1902 – British Financier Cecil Rhodes left $10 million in his will that would provide scholarships for Americans to Oxford University in England.

1905 – In Kangra, India, an earthquake killed 370,000 people.

1914 – The first known serialized moving picture opened in New York City, NY. It was “The Perils of Pauline”.

1917 – The U.S. Senate voted 90-6 to enter World War I on the Allied side.

1918 – The Battle of Somme, an offensive by the British against the German Army ended.

1932 – After five years of research, professor C.G. King, of the University of Pittsburgh, isolated vitamin C.

1945 – Hungary was liberated from Nazi occupation.

1945 – During World War II, U.S. forces liberated the Nazi death camp Ohrdruf in Germany.

1949 – Twelve nations signed a treaty to create The North Atlantic Treaty Organization (NATO).

1953 – Fifteen doctors were released by Soviet leaders. The doctors had been arrested before Stalin had died and were accused of plotting against him.

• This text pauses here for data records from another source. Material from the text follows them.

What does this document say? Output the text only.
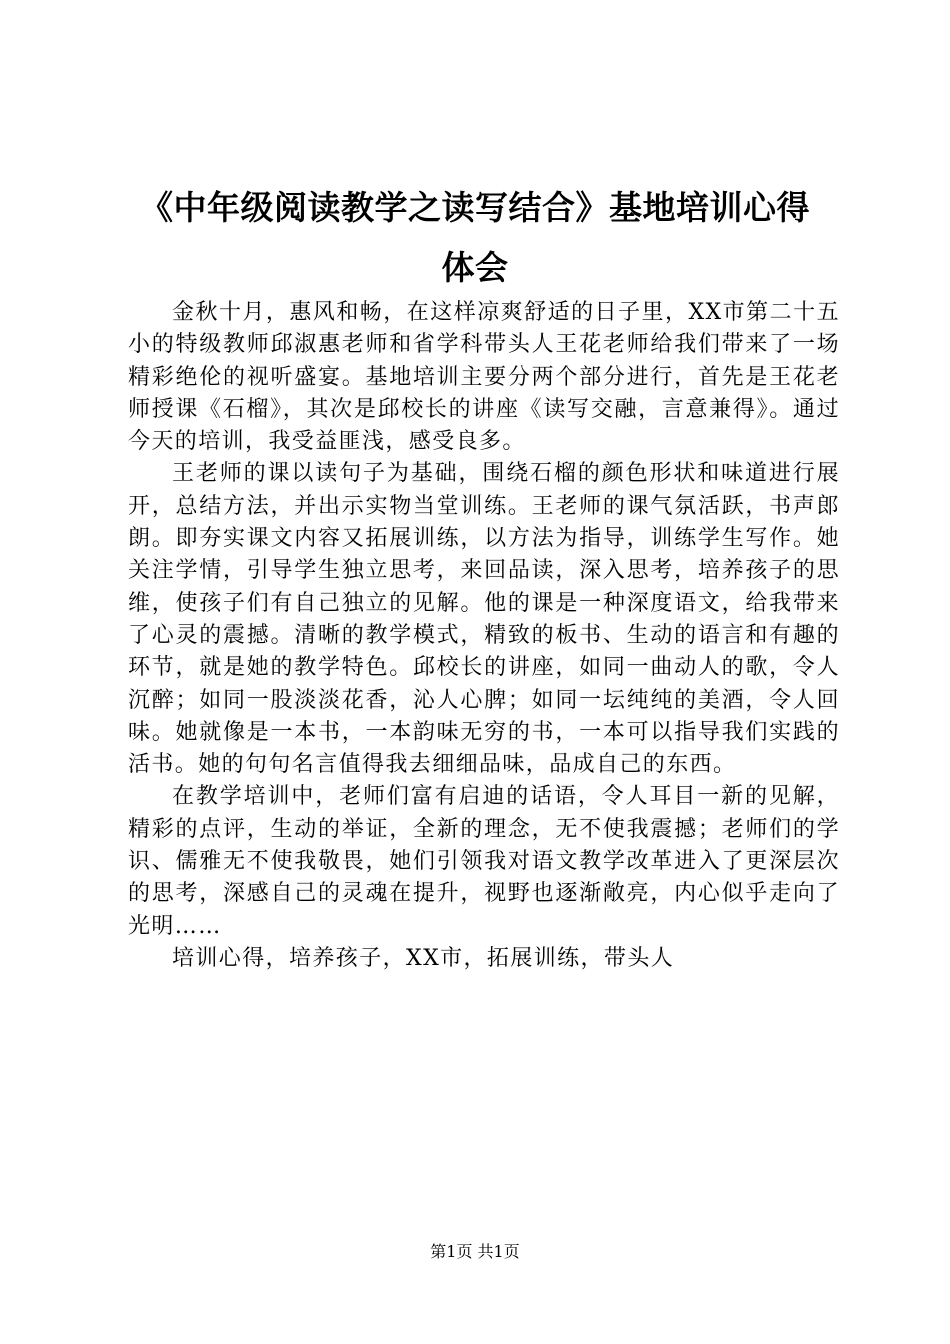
《中年级阅读教学之读写结合》基地培训心得
体会

金秋十月，惠风和畅，在这样凉爽舒适的日子里，XX市第二十五小的特级教师邱淑惠老师和省学科带头人王花老师给我们带来了一场精彩绝伦的视听盛宴。基地培训主要分两个部分进行，首先是王花老师授课《石榴》，其次是邱校长的讲座《读写交融，言意兼得》。通过今天的培训，我受益匪浅，感受良多。

王老师的课以读句子为基础，围绕石榴的颜色形状和味道进行展开，总结方法，并出示实物当堂训练。王老师的课气氛活跃，书声郎朗。即夯实课文内容又拓展训练，以方法为指导，训练学生写作。她关注学情，引导学生独立思考，来回品读，深入思考，培养孩子的思维，使孩子们有自己独立的见解。他的课是一种深度语文，给我带来了心灵的震撼。清晰的教学模式，精致的板书、生动的语言和有趣的环节，就是她的教学特色。邱校长的讲座，如同一曲动人的歌，令人沉醉；如同一股淡淡花香，沁人心脾；如同一坛纯纯的美酒，令人回味。她就像是一本书，一本韵味无穷的书，一本可以指导我们实践的活书。她的句句名言值得我去细细品味，品成自己的东西。

在教学培训中，老师们富有启迪的话语，令人耳目一新的见解，精彩的点评，生动的举证，全新的理念，无不使我震撼；老师们的学识、儒雅无不使我敬畏，她们引领我对语文教学改革进入了更深层次的思考，深感自己的灵魂在提升，视野也逐渐敞亮，内心似乎走向了光明……

培训心得，培养孩子，XX市，拓展训练，带头人

第1页 共1页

1967 – The U.S. lost its 500th plane over Vietnam.

1967 – Johnny Carson quit “The Tonight Show.” He returned three weeks later after getting a raise of $30,000 a week.

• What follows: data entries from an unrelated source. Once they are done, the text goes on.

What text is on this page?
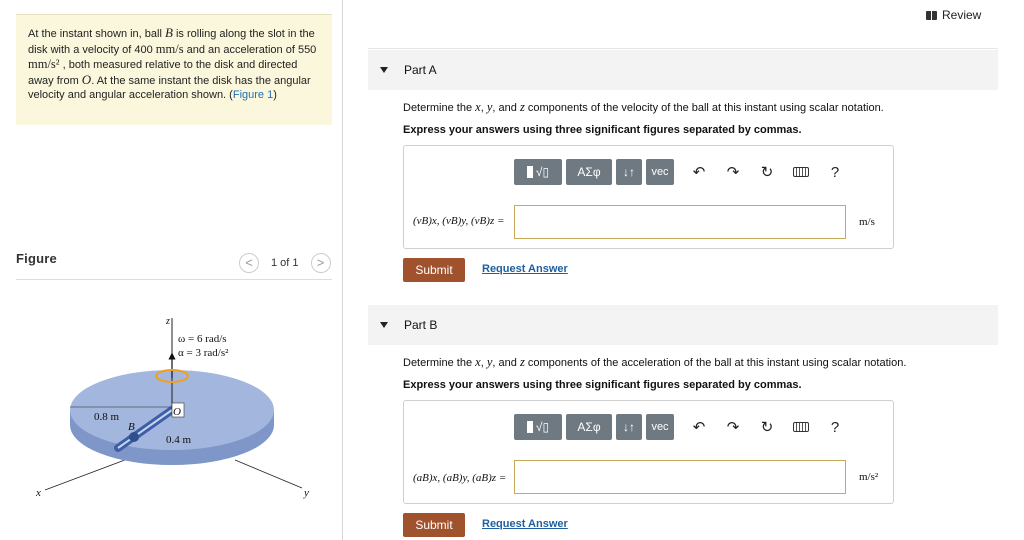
At the instant shown in, ball B is rolling along the slot in the disk with a velocity of 400 mm/s and an acceleration of 550 mm/s² , both measured relative to the disk and directed away from O. At the same instant the disk has the angular velocity and angular acceleration shown. (Figure 1)
Figure	<	1 of 1	>
z
x	y
ω = 6 rad/s
α = 3 rad/s²
0.8 m
B
O
0.4 m
Review
Part A
Determine the x, y, and z components of the velocity of the ball at this instant using scalar notation.
Express your answers using three significant figures separated by commas.
√▯	ΑΣφ	↓↑	vec	↶	↷	↻	?
(vB)x, (vB)y, (vB)z =	m/s
Submit	Request Answer
Part B
Determine the x, y, and z components of the acceleration of the ball at this instant using scalar notation.
Express your answers using three significant figures separated by commas.
√▯	ΑΣφ	↓↑	vec	↶	↷	↻	?
(aB)x, (aB)y, (aB)z =	m/s²
Submit	Request Answer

1968 – Martin Luther King Jr. was assassinated at the age of 39.

1969 – Dr. Denton Cooley implanted the first temporary artificial heart.

1971 – Veterans stadium in Philadelphia, PA, was dedicated this day.

1973 – In New York, the original World Trade Center twin towers opened. At the time they were the tallest building in the world.

1974 – Hank Aaron tied Babe Ruth’s major league baseball home-run record with 714.

1975 – More than 130 people, most of them children, were killed when a U.S. Air Force transport plane evacuating Vietnamese orphans crashed just after takeoff from Saigon.

1979 – Zulfikar Ali Bhutto, the president of Pakistan, was executed. He had been convicted of conspiring to murder a political opponent.

1981 – Henry Cisneros became the first Mexican-American elected mayor of a major U.S. city, which was San Antonio, TX.

1983 – At Cape Canaveral, the space shuttle Challenger took off on its first flight. It was the sixth flight overall for the shuttle program.

1984 – U.S. President Reagan proposed an international ban on chemical weapons.

1985 – In Sudan, a coup ousted President Nimeiry and replaced him with General Dahab.

1986 – Wayne Gretzky set an NHL record with his 213th point of the season.

1987 – The U.S. charged the Soviet Union with wiretapping a U.S. Embassy.

1988 – Arizona Governor Evan Mecham was voted out of office by the Arizona Senate. Mecham was found guilty of diverting state funds to his auto business and of trying to impede an investigation into a death threat to a grand jury witness.

1990 – In the U.S., securities law violator Ivan Boesky was released from federal custody.

1991 – Pennsylvanian Senator John Heinz and six others were killed when a helicopter collided with Heinz’s plane over a schoolyard in Merion, PA.

1992 – Sali Berisha became the first non-Marxist president of Albania since World War II.

1994 – Netscape Communications (Mosaic Communications) was founded.

1995 – U.S. Senator Alfonse D’Amato ridiculed judge Lance Ito using a mock Japanese accent on a nationally syndicated radio program. D’Amato apologized two days later for the act.

1999 – The Colorado Rockies and the San Diego Padres played the first major league season opener to be held in Mexico. The Rockies beat the Padres 8-2.